Şubat 2011'de Libya'da olayların başlaması arifesinde ülkenin ikiye bölünme ihtimalinin güçlü olduğunu gündeme getirerek “Türkiye yumurtaların hepsini aynı sepete koymamalı, iki tarafla da  ilişkilerini sürdürmelidir” diye ısrar etmiştiniz. Libya politikasında dokuz sene sonra  gelinen noktayı nasıl değerlendiriyorsunuz?

Evet, Kaddafi daha  iktidardayken  yaptığımız değerlendirmeler de bu şekildeydi, “Yumurtaların hepsini aynı sepete koymamalıyız”- diye ifade etmiştik. Fakat maalesef ne o  vakit ne de geldiğimiz noktada Türkiye bunu yaptı. Halihazırda Libya'nın yüzde 76'sını merkezi Tobruk'ta bulunun Hafter güçleri yönetiyor. Ülke  dört-beş parçaya bölünmüş durumdadır. BM'nin ve uluslararası camianın tanıdığı Trablus yönetimi ülke topraklarının %8'ini, Güneydeki kabilelerse %16'sını kendi kontrolleri altında tutuyor. Tobruk yönetimi Trablus'taki Müslüman Kardeşler tandanslı iktidarı “Seçim kazanmadan iktidarı ele geçirmekle” suçluyor. BM'nin ve uluslararası camianın Trablus yönetimini tanıması kendiliğinde bir şey ifade etmiyor, zira BM'nin önerdiği anlaşmayı Tobruk yönetimi imzalamadığı için Trablus yönetimi  uluslararası meşruiyet kazanmıştır. Türkiye, Müslüman Kardeşler yönetimini  tanıyor, destek veriyor. Yumurtaların hepsini yine aynı sepete koymuş durumdayız. Bu, yanlıştır, Türkiye  gerek Libya'daki ve gerekse uluslararası alandaki  dengeleri hiçe sayarak  politika geliştirdi. Zira Hafter'in başında durduğu Tobruk yönetiminin zafer kazanma ihtimali yüksek olup yarın Trablus yönetimi düşerse, ne yapılacak, hangi politika izlenecek? Tobruk yönetimine Mısır, Suudi Arabistan, Birleşik Arap Emirlikleri destek veriyor, Rusya'nın arkasında olduğu Wagner paralı askerleri oradadır. O nedenle Türkiye'nin politikası bu devletleri de karşısına almasına neden olmuştur. Bu politikadan geri dönülerek tarafların hepsiyle aktif temas kurulmasında yarar vardır.

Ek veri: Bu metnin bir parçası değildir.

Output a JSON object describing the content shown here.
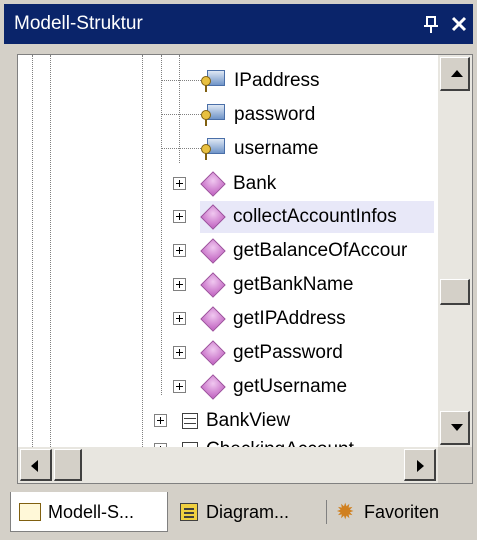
{
  "window": {
    "title": "Modell-Struktur",
    "pin_glyph": "⨿",
    "pin_icon": "pin-icon",
    "close_glyph": "✕",
    "close_icon": "close-icon"
  },
  "tree": {
    "attributes": [
      {
        "label": "IPaddress",
        "icon": "key-attribute-icon"
      },
      {
        "label": "password",
        "icon": "key-attribute-icon"
      },
      {
        "label": "username",
        "icon": "key-attribute-icon"
      }
    ],
    "operations": [
      {
        "label": "Bank",
        "icon": "operation-icon"
      },
      {
        "label": "collectAccountInfos",
        "icon": "operation-icon",
        "selected": true
      },
      {
        "label": "getBalanceOfAccour",
        "icon": "operation-icon"
      },
      {
        "label": "getBankName",
        "icon": "operation-icon"
      },
      {
        "label": "getIPAddress",
        "icon": "operation-icon"
      },
      {
        "label": "getPassword",
        "icon": "operation-icon"
      },
      {
        "label": "getUsername",
        "icon": "operation-icon"
      }
    ],
    "classes": [
      {
        "label": "BankView",
        "icon": "class-icon"
      },
      {
        "label": "CheckingAccount",
        "icon": "class-icon"
      }
    ],
    "selection_color": "#e8e8f8"
  },
  "tabs": [
    {
      "label": "Modell-S...",
      "icon": "folder-icon",
      "active": true
    },
    {
      "label": "Diagram...",
      "icon": "diagram-icon",
      "active": false
    },
    {
      "label": "Favoriten",
      "icon": "favorites-icon",
      "active": false
    }
  ],
  "colors": {
    "titlebar": "#0a246a",
    "chrome": "#d4d0c8",
    "operation": "#c060c0"
  }
}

 “Kilit ülke olan Mısır, Müslüman kardeşler”i terör örgütü olarak görüyor”

Bu gelişmelerde Mısır'ın alacağı pozisyonun önemine değindiniz. Siz  Türkiye'nin Kahire Büyükelçisi olarak görev yaptınız, Mısır nasıl ve ne derecede  etkili olabilir?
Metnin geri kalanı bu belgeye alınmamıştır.